Patient Characteristics

Of the 1732 included patients, we found no evidence of differences in characteristics between the training set and test set (Table 2).

Table 2:

Characteristics for Training and Test Cohorts

Open in a new tab

Lesion Segmentation Performance

Note that all three-dimensional nnU-Net loss function variants are represented as the name of their loss functions. See Appendix E1 (supplement).

Table 1 shows the DSC of various models in our experiment. Box-violin plots showing the DSC distribution of various models are presented in Figure E1 (supplement). Figures E2 and E3 (supplement) present a qualitative overview of the segmentation (best- and worst-case segmentation with respect to DiceCE) for the top-performing models: DiceCE, DiceTopK, and Focal.

U-Net–based networks achieved similarly good performance in ICH and PHE segmentations based on the average and median schemes, showing no evidence of differences between them (P > .05; Table 1). Compared with the lowest performers, BLAST-CT and DeepLabv3+, all nnU-Net variants demonstrated higher DSCs for all lesion segmentation (P < .05). The segmentation quality of ICH was satisfactory across all models (Fig E2 [supplement]), whereas PHE segmentation was not desirable, as the boundaries of the PHE label appeared to be smoothed (Fig E2B [supplement]), indicating a lack of precision.

The nnU-Net variations—DiceCE, ensemble of two-dimensional and three-dimensional nnU-Net (2D + 3D), DiceTopK, and Focal—showed significant performance improvement in IVH segmentation compared with Tversky, two-dimensional nnU-Net (2D), U-Net, BLAST-CT, and DeepLabv3+ models (P < .05). Given that the top-performing models for IVH segmentation, particularly Focal, DiceTopK, and FocalTversky, are mainly designed with an emphasis on hard samples to address high class imbalance, there was no evidence of statistical differences between the aforementioned models. Still, Focal demonstrated a notably higher average DSC and more consistent performance based on the small IQR in IVH segmentation (Table 1). In addition, based on the qualitative performance shown in Figures E2A–E2C and E3C (supplement) (note the lack of blue labels when using DiceCE and DiceTopK), Focal presented greater detection capability for small and low-contrast IVH lesions than the other top-performing models, such as DiceCE and DiceTopK. Furthermore, we observed that the DSC values of most low-performing networks in IVH segmentation have a bimodal distribution (Fig E1C [supplement]). This suggests that their segmentation results are polarized, presumably caused by differences in lesion size and intensity.

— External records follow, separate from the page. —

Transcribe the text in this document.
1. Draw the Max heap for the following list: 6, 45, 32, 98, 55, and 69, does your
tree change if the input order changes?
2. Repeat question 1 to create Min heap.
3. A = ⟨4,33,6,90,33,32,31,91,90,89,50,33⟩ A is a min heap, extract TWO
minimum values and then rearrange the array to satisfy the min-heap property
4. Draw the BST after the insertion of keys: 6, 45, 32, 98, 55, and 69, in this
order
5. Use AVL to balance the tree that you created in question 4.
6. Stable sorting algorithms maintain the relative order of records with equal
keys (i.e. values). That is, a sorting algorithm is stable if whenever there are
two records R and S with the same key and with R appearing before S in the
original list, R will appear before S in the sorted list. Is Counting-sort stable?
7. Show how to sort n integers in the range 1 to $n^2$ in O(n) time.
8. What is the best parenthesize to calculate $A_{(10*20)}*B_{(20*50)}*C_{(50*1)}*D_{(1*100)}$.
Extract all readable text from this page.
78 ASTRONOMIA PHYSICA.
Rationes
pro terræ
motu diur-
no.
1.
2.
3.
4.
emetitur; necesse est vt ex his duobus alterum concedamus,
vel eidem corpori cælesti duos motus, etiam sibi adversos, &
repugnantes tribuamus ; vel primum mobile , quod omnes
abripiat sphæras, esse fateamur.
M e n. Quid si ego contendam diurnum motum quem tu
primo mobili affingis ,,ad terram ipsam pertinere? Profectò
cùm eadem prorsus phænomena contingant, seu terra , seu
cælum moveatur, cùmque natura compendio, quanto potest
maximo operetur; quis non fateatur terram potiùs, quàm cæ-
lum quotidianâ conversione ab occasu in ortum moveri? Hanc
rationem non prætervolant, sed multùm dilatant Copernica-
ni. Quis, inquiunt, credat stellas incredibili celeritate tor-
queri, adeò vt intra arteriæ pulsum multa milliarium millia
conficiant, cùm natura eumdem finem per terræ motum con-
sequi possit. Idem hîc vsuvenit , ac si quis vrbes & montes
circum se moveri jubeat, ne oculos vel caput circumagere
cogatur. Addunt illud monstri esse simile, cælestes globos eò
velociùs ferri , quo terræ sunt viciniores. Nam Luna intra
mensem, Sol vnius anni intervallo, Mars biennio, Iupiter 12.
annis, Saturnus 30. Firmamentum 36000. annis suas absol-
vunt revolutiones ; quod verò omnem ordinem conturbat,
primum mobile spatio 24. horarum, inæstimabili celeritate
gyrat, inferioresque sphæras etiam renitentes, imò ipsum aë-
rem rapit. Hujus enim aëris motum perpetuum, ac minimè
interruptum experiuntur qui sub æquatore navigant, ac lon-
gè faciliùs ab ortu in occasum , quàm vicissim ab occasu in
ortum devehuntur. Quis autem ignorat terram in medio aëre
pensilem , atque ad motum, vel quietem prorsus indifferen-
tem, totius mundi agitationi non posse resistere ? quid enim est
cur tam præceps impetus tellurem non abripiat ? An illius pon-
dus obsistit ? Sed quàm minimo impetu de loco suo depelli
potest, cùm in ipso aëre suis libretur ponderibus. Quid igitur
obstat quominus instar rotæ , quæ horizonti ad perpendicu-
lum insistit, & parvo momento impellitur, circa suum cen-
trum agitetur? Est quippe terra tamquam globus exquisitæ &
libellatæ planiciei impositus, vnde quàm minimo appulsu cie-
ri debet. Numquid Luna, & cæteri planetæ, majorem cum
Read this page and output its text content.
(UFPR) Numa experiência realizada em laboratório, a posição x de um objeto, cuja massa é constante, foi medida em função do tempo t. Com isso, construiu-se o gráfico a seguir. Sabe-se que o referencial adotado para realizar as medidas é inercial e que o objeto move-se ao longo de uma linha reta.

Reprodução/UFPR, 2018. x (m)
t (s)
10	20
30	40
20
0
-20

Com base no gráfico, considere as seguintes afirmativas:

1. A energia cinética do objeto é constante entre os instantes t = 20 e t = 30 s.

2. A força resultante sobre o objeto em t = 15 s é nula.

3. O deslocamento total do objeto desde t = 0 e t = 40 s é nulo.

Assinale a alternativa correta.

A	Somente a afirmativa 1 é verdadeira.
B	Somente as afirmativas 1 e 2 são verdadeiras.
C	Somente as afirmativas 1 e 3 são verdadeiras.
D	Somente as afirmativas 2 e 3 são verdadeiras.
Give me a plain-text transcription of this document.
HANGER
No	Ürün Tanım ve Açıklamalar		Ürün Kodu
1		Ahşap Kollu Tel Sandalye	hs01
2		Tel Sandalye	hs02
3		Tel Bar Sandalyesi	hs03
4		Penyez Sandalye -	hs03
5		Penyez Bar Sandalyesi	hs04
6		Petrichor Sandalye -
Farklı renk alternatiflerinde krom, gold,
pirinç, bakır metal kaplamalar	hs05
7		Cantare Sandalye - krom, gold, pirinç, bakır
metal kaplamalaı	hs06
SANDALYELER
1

Volume Quantification and Agreement

The Figure shows the concordance and Bland-Altman plot of agreements between the ground truth and predicted lesion volumes by Focal, the best overall network (based on the global mean of DSCs). Focal demonstrated high concordance and low mean difference in estimating all lesions except PHE. Additional details are presented in Appendix E1 (supplement).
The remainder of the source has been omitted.